O juiz determinou ainda que fiquem indisponíveis todos os
veículos licenciados em nome dos réus. Foi determinado o bloqueio de todas as
contas-correntes e aplicações financeiras.
Na eleição de 2018, Alckmin declarou
ter um total de bens de R$ 1,38 milhão, o que incluía aplicações
financeiras, imóveis em sua cidade, Pindamonhangaba (interior de São Paulo), e
na capital paulista, cabeças de gado e uma área rural herdada.
O juiz Muñoz juntou ao processo "provas que foram
remetidas ao Ministério Público pelo Tribunal Regional Eleitoral de São
Paulo" e determinou que permanecerão em segredo de Justiça apenas uma
prova obtida perante a 1ª Zona Eleitoral de São Paulo.
Foram inseridos no processo depoimentos colhidos pela
Promotoria no inquérito civil.
Segundo o Ministério Público, a Odebrecht, por meio do
diretor de Infraestrutura, Benedicto Barbosa da Silva, e o superintendente de
São Paulo e região Sul, Luiz Antônio Bueno Júnior, teriam, entre 2013 e 2014,
"escolhido candidatos a governador e deputados estaduais que
correspondessem a suas pretensões".
O objetivo era, diz a Promotoria, beneficiar a empreiteira
em licitações, contratos, obras públicas e parcerias público-privadas por meio
de contribuições clandestinas (não declaradas à Justiça Eleitoral).

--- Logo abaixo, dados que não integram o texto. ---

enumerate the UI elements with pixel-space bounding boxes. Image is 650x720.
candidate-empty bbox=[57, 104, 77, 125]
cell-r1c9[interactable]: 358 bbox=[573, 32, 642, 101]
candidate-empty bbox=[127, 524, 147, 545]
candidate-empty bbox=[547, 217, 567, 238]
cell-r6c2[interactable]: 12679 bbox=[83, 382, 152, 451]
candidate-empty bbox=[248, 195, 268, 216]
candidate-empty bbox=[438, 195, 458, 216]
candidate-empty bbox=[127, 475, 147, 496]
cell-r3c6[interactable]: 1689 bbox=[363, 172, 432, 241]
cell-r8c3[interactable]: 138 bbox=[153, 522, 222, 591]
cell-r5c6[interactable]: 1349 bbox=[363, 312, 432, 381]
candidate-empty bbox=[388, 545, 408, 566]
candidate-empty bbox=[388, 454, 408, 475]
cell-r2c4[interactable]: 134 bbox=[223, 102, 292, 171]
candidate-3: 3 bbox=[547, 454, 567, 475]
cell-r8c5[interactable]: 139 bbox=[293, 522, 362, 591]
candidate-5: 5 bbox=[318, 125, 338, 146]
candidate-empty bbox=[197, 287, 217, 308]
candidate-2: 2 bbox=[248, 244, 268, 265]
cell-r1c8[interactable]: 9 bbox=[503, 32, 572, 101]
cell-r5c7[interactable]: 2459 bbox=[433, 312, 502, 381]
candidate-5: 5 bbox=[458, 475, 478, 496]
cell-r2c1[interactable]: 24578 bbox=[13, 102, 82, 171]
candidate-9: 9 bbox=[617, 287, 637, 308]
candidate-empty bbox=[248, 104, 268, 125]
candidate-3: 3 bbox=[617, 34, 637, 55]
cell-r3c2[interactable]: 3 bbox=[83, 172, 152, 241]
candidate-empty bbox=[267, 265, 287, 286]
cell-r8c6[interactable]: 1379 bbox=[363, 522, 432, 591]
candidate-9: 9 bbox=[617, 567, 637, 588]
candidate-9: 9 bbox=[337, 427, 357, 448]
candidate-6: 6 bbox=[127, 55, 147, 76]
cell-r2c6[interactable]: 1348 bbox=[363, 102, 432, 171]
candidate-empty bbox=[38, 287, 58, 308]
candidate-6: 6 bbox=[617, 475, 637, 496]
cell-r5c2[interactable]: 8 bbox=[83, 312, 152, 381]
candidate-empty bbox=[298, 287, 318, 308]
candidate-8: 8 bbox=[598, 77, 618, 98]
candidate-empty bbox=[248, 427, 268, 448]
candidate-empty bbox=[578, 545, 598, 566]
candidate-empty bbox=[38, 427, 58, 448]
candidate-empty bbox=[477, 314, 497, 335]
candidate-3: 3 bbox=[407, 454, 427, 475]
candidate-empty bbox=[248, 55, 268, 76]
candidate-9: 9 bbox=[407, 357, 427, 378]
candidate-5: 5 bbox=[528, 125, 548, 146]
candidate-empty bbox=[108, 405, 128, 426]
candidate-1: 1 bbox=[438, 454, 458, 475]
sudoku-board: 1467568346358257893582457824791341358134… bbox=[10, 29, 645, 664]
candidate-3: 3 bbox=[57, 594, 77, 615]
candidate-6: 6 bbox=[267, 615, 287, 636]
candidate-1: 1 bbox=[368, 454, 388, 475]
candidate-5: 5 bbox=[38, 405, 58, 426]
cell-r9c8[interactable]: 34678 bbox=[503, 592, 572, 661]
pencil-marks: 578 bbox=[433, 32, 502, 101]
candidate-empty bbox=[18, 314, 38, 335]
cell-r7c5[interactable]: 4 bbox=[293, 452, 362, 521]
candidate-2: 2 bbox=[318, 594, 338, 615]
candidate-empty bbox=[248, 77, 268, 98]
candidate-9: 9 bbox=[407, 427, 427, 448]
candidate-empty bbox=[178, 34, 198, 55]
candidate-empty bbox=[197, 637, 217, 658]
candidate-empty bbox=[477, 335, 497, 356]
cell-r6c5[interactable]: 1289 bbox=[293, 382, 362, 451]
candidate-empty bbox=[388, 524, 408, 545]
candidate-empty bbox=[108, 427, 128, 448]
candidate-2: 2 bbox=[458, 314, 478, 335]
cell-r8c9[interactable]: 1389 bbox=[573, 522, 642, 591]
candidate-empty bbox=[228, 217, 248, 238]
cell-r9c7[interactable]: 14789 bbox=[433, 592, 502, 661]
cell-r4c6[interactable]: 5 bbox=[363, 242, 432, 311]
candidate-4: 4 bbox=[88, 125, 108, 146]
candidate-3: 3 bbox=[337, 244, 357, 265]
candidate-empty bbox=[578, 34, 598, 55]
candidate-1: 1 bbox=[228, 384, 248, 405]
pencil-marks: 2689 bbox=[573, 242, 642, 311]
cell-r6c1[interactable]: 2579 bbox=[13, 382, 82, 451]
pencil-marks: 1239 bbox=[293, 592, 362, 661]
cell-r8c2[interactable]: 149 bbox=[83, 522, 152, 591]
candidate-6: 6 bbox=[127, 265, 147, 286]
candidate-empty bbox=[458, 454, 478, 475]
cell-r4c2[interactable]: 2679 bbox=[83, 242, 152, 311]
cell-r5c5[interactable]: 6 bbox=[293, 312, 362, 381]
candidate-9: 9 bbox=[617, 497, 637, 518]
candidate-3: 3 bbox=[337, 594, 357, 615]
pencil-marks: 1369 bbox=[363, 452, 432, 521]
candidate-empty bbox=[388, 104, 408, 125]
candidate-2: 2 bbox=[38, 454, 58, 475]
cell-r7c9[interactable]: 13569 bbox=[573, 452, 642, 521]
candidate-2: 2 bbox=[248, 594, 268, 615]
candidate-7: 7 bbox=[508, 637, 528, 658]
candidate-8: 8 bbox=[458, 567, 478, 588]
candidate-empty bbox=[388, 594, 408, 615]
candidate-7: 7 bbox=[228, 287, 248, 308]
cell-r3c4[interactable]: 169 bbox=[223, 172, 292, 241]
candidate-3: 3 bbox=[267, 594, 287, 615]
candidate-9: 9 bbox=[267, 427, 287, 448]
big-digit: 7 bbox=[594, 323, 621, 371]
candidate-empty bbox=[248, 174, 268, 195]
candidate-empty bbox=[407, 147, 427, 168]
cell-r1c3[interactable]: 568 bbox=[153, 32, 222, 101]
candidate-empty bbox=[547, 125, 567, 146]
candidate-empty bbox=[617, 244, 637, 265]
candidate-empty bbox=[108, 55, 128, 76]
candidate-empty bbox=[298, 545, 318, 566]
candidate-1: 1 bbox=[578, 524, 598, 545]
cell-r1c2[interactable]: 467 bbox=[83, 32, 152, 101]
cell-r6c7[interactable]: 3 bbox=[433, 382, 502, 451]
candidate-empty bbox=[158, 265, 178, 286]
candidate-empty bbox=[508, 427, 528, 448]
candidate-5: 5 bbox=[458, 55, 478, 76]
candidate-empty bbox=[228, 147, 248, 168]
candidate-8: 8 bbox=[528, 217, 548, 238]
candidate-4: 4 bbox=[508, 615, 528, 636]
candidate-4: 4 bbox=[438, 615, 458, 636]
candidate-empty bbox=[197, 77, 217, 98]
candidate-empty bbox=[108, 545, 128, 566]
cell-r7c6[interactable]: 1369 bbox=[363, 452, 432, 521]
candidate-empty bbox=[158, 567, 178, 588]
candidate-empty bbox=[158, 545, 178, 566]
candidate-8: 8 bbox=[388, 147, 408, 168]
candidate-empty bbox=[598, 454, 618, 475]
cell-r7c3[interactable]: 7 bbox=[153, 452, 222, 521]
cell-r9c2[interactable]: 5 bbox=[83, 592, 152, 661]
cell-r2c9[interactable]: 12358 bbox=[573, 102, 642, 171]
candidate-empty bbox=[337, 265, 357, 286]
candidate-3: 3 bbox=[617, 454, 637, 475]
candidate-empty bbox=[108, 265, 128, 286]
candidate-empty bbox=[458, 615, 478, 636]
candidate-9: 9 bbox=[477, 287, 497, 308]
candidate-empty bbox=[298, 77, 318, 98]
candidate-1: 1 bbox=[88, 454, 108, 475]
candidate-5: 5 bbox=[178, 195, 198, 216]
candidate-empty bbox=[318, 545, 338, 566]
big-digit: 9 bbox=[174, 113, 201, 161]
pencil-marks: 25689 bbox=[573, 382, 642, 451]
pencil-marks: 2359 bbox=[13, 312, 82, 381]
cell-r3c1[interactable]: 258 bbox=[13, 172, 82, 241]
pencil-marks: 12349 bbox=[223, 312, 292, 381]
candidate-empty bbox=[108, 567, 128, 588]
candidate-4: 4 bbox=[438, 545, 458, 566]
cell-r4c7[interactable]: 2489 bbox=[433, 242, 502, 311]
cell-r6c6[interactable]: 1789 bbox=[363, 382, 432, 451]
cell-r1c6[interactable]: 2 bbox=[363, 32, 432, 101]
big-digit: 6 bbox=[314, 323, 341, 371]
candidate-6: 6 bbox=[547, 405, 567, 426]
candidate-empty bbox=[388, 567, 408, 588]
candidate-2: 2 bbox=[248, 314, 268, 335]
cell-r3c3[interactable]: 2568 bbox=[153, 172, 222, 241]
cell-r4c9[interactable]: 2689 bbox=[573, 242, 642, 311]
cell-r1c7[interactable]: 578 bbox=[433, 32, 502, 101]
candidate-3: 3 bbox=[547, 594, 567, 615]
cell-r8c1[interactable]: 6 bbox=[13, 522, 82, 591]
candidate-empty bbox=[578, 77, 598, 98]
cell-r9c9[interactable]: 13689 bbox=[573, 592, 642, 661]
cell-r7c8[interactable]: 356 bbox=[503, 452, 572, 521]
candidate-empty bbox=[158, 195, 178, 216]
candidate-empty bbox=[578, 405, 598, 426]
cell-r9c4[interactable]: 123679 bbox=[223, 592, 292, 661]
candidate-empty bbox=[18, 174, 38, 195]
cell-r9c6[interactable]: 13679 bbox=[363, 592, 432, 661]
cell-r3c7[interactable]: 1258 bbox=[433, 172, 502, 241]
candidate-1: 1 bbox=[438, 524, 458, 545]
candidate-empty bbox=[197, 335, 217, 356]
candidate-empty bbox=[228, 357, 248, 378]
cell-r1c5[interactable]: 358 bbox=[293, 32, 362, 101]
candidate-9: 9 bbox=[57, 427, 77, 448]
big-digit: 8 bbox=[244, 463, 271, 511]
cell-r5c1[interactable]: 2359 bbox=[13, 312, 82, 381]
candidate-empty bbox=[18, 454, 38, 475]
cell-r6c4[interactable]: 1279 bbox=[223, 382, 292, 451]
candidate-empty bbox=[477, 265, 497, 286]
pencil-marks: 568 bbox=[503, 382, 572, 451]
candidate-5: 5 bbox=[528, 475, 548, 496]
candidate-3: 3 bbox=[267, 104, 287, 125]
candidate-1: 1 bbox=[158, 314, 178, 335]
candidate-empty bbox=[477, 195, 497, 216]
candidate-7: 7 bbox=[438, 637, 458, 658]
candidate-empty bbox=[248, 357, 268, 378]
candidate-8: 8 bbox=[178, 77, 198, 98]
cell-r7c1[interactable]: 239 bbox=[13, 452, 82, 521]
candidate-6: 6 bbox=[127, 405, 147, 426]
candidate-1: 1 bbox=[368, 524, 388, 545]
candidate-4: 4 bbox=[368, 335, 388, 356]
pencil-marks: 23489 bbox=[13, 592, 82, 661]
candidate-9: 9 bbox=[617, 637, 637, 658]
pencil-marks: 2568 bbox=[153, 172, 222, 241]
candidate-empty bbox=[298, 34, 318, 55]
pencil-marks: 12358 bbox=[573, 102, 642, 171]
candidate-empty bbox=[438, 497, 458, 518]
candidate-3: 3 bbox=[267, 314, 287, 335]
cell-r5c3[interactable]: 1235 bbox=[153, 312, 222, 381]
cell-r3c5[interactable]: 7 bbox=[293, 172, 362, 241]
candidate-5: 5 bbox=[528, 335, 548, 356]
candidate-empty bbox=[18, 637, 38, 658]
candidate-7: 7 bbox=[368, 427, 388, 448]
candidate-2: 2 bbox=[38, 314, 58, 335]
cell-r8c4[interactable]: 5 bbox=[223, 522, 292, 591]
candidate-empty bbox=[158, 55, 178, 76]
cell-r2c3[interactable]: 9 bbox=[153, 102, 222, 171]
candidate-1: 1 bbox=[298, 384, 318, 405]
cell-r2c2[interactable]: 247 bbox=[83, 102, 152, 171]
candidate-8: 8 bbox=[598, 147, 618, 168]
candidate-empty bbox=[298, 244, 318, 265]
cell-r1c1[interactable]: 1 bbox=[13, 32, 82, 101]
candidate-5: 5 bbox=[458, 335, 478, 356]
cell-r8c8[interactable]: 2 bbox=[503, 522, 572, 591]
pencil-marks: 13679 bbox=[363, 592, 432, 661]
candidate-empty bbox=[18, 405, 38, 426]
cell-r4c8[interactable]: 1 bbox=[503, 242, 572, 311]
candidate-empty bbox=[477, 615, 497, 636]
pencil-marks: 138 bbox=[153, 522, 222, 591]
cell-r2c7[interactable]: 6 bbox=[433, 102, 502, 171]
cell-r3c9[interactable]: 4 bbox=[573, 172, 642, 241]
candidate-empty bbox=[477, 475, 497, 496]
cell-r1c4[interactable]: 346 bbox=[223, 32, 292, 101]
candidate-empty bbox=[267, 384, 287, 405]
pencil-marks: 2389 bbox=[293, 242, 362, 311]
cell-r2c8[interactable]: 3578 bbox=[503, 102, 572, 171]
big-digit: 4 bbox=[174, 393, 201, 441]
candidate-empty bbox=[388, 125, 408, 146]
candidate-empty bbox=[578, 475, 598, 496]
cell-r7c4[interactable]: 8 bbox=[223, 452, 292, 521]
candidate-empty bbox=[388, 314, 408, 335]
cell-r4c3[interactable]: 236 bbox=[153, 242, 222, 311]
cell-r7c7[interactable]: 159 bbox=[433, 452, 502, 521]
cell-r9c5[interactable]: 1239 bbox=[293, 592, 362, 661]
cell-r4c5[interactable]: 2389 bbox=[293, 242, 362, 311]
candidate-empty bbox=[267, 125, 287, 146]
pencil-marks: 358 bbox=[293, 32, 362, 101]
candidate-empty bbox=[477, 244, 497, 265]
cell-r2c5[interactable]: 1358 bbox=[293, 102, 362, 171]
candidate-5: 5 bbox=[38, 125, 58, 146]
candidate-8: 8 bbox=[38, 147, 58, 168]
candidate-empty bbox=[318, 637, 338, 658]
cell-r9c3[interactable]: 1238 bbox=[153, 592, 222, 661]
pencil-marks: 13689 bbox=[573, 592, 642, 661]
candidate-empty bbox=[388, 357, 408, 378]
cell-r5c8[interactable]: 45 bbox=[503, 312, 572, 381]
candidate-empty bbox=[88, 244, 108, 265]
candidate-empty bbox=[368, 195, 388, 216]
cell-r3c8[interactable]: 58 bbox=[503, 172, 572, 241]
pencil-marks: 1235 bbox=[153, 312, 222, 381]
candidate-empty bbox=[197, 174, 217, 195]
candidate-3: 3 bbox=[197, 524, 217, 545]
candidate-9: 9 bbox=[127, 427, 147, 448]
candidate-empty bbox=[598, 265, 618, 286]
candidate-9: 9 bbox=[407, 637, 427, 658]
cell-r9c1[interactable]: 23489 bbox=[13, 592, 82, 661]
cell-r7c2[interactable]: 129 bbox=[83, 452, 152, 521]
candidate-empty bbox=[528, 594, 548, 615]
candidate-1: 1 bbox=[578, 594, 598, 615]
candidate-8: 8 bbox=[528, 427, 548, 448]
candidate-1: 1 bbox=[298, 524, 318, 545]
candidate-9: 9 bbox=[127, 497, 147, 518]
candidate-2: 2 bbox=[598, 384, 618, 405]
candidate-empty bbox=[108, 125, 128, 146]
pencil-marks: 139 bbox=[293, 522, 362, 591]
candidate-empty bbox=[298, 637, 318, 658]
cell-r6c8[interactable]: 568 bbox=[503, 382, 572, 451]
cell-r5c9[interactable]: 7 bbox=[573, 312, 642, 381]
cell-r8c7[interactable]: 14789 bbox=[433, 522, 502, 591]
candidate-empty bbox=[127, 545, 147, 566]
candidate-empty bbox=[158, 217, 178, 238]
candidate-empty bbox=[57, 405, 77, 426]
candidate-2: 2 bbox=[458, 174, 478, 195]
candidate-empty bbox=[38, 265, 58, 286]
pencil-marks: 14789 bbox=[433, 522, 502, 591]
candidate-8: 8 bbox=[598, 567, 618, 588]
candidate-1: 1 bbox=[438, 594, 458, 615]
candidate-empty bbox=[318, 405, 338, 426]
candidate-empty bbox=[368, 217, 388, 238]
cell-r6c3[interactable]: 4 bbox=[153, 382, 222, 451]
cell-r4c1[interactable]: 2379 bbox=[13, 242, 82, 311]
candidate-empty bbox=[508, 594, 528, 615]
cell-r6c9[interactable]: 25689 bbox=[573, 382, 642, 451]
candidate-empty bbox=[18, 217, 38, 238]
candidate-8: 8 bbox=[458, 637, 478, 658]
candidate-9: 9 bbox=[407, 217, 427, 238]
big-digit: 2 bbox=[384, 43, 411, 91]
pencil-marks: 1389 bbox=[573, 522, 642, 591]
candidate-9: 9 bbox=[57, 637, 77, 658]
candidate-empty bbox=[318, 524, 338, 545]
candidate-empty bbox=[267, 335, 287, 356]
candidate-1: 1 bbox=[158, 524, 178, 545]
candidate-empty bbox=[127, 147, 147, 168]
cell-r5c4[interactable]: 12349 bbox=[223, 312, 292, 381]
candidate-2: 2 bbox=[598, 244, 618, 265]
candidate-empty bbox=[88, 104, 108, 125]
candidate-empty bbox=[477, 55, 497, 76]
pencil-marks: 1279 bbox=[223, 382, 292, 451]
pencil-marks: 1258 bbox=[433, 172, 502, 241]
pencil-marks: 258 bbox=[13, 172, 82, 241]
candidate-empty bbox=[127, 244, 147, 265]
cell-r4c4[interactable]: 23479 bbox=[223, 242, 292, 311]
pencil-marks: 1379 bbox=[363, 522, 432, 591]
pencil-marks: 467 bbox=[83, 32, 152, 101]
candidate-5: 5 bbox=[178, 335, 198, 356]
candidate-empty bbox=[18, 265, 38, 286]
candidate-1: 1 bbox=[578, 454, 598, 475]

O juiz relata, com base nas investigações do Ministério
Público, que, em 2013, a diretoria da empresa teria procurado Marcos Antônio
Monteiro, então diretor da Imprensa Oficial do Estado de São Paulo, responsável
pela administração financeira de Alckmin, então governador candidato à
reeleição.
De acordo com a Promotoria, relata Muñoz, a Odebrecht
buscava manter-se no projeto de concessões e privatizações do estado de São
Paulo.
Segundo a acusação, a empresa ainda acobertou fraudes à
Lei de Licitações, tais como formação de cartel e superfaturamento de obras
—dentre elas, as
obras da linha 6-laranja do
Metrô de São Paulo.
O juiz Muñoz diz que os crimes de caixa dois eleitoral ou
corrupção passiva "disciplinam condutas que não afastariam a
responsabilidade administrativa, cível e por ato de improbidade, esferas
autônomas e independentes".
"Se, por outro lado, houve de fato ou não
enriquecimento ilícito ou vantagem patrimonial indevida, lesão ao erário e patrimônio
público, ou violação dos princípios da administração pública, é matéria de
mérito que não cabe, por ora, examinar", afirma ele em sua decisão.
OUTRO LADO
A defesa do ex-governador Geraldo Alckmin diz que a decisão
judicial é "fundada em grave erro, porque não há, nem poderia haver,
qualquer associação da suposta doação eleitoral —que se desconhece— com
atos de governo". Ela afirma ainda que vai recorrer.
Segundo a nota, assinada pelo advogado José Eduardo Alckmin,
o patrimônio pessoal do ex-governador "é notória e comprovadamente modesto
e a seriedade e correção de seus atos à frente do Governo de São Paulo tornam
infundada e injustificável qualquer presunção de prática de improbidade
administrativa".
"A própria delação de executivos da empresa acusada, na
qual se baseiam a ação judicial e também a decisão liminar ora publicada,
ressalva não haver qualquer vinculação entre as doações eleitorais alegadamente
efetuadas e atos ou contratos administrativos cumpridos nas gestões do
ex-governador", afirma.
"Portanto, é indevida e injusta a extensão dessa
decisão ao ex-governador, pela improcedência da imputação que lhe foi feita e
pela total ausência de provas que pudessem comprometer a sua conhecida e
meritória postura na vida pública", completa.
Alckmin prestou depoimento ao Ministério Público sobre a
delação da Odebrecht em
plena campanha de 2018.
A Odebrecht diz colaborar "em busca do pleno
esclarecimento dos fatos narrados pela empresa e seus ex-executivos" e que
está comprometida "com uma atuação ética, íntegra e transparente".